Kurcze. Musze zrobić jakieś testy, może jestem ufoludkiem. Wiecie gdzie takie testy robią?

Wolę sprawdzić niż zgłupieć od tego, ze bronię tego co słuszne a inni uznają to za niesłuszne.

Dlatego też pisze w tym dziale bo to chyba pytanie, zagadka paranormalna. Ja chyba jestem nienormalny, że cały czas staram się ukazywać prawdę - jeśli jest coś szkodliwe, niewłaściwe to tak jest.To byłby pierwszy przypadek jak forumowicz zwariował na forum katolickim.

Awatar użytkownika
Marek_Piotrowski
Legendarny komentator
Legendarny komentator
Posty: 18650
Rejestracja: 1 cze 2016
Wyznanie: Katolicyzm
Has thanked: 2560 times
Been thanked: 4565 times
Kontakt:

Re: Czy jestem z innej planety?

Post autor: Marek_Piotrowski » 2018-01-11, 07:25

Ja chyba jestem nienormalny, że cały czas staram się ukazywać prawdę
To jest zdanie typu "ja mam taką wadę, że mam zaletę".
Jeszcze jeden sposób zasugerowania że Ty masz rację, a Twoi adwersarze nie.
Daj spokój Abrahamie.

Awatar użytkownika
Andej
Legendarny komentator
Legendarny komentator
Posty: 22634
Rejestracja: 20 lis 2016
Been thanked: 4213 times

Re: Czy jestem z innej planety?

Post autor: Andej » 2018-01-11, 09:19

Abraham45 pisze: 2018-01-11, 01:40 ... Zachwycanie się tym, że ktoś pali uznaję za niewłaściwe a mimo to niektórzy uważają to za właściwe. ...
Wydaje mi się, że ten zarzut to konfabulacja.

Sądzę, że domyślam się, a jakie wypowiedzi chodzi Ci w tym względzie. Gdybyś tylko znalazł czas i przeczytał je bez zbytniego emocjonowania się, tak na spokojnie i przeanalizował logicznie, to sam zauważyłbyś, że zarzut jest bezpodstawny.

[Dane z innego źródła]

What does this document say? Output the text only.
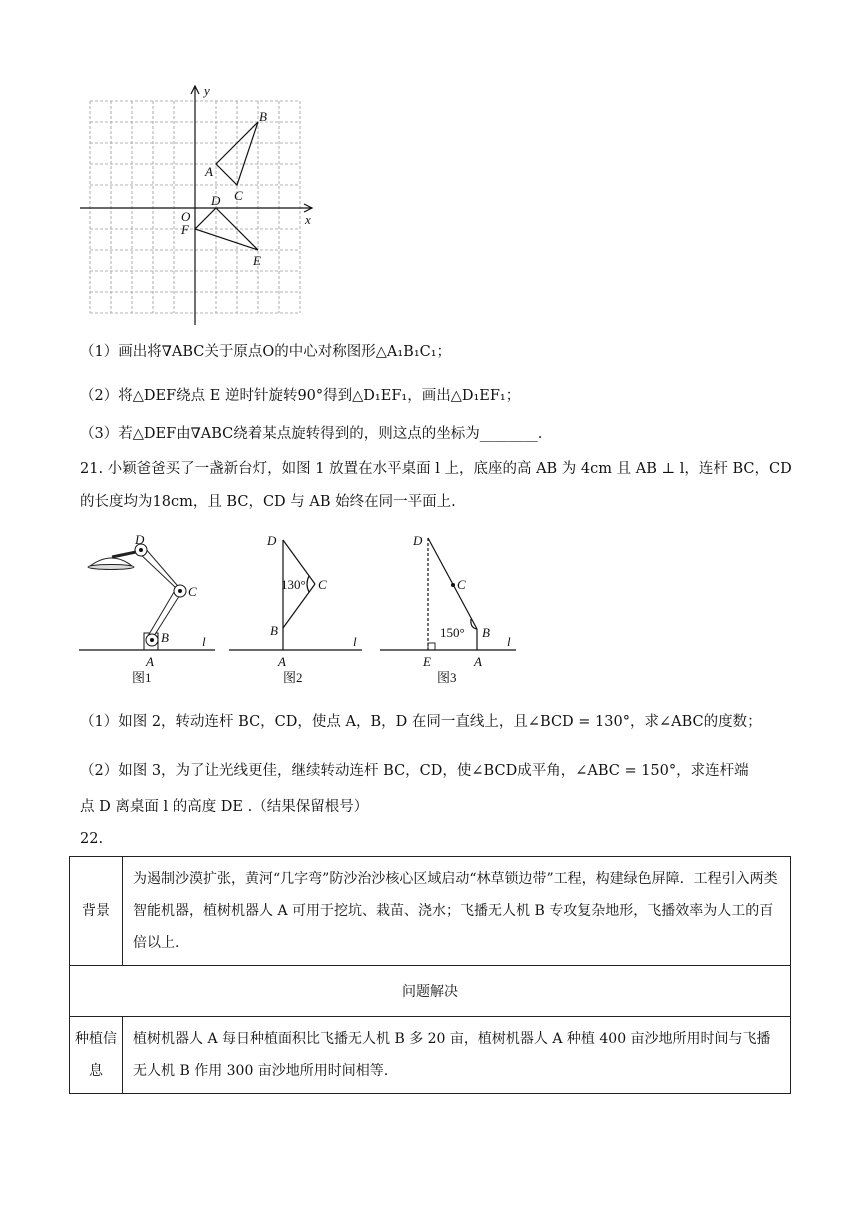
y
x
O
A
B
C
D
E
F
（1）画出将∇ABC关于原点O的中心对称图形△A₁B₁C₁；
（2）将△DEF绕点 E 逆时针旋转90°得到△D₁EF₁，画出△D₁EF₁；
（3）若△DEF由∇ABC绕着某点旋转得到的，则这点的坐标为________.
21. 小颖爸爸买了一盏新台灯，如图 1 放置在水平桌面 l 上，底座的高 AB 为 4cm 且 AB ⊥ l，连杆 BC，CD
的长度均为18cm，且 BC，CD 与 AB 始终在同一平面上.
D
C
B
A
l
图1
D
C
B
A
l
130°
图2
D
C
B
E	A
l
150°
图3
（1）如图 2，转动连杆 BC，CD，使点 A，B，D 在同一直线上，且∠BCD = 130°，求∠ABC的度数；
（2）如图 3，为了让光线更佳，继续转动连杆 BC，CD，使∠BCD成平角，∠ABC = 150°，求连杆端
点 D 离桌面 l 的高度 DE .（结果保留根号）
22.
背景	为遏制沙漠扩张，黄河“几字弯”防沙治沙核心区域启动“林草锁边带”工程，构建绿色屏障．工程引入两类智能机器，植树机器人 A 可用于挖坑、栽苗、浇水；飞播无人机 B 专攻复杂地形，飞播效率为人工的百倍以上.
问题解决	
种植信息	植树机器人 A 每日种植面积比飞播无人机 B 多 20 亩，植树机器人 A 种植 400 亩沙地所用时间与飞播无人机 B 作用 300 亩沙地所用时间相等.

Po prostu za bardzo się podniecasz. I zawsze musisz mieć rację. (Nie Ty jeden. Ja też nie jestem od tego wolny.)
Wszystko co piszę jest moim subiektywnym poglądem. Nigdy nie wypowiadam się w imieniu Kościoła. Moje wypowiedzi nie są autoryzowane przez Kościół.

Magnolia

Re: Czy jestem z innej planety?

Post autor: Magnolia » 2018-01-11, 09:23

Odpowiem szczerze na Twoje pytania, choć wyczuwam tu dużo sarkazmu, jeśli masz głowę otwartą i uszy by słuchać...

Jeśli nie masz w sobie gotowości posłuchać jak Cię widzą inni to po co zakładać ten temat?

Abraham45

Re: Czy jestem z innej planety?

Post autor: Abraham45 » 2018-01-11, 09:51

Andej pisze: 2018-01-11, 09:19
Abraham45 pisze: 2018-01-11, 01:40 ... Zachwycanie się tym, że ktoś pali uznaję za niewłaściwe a mimo to niektórzy uważają to za właściwe. ...
Wydaje mi się, że ten zarzut to konfabulacja.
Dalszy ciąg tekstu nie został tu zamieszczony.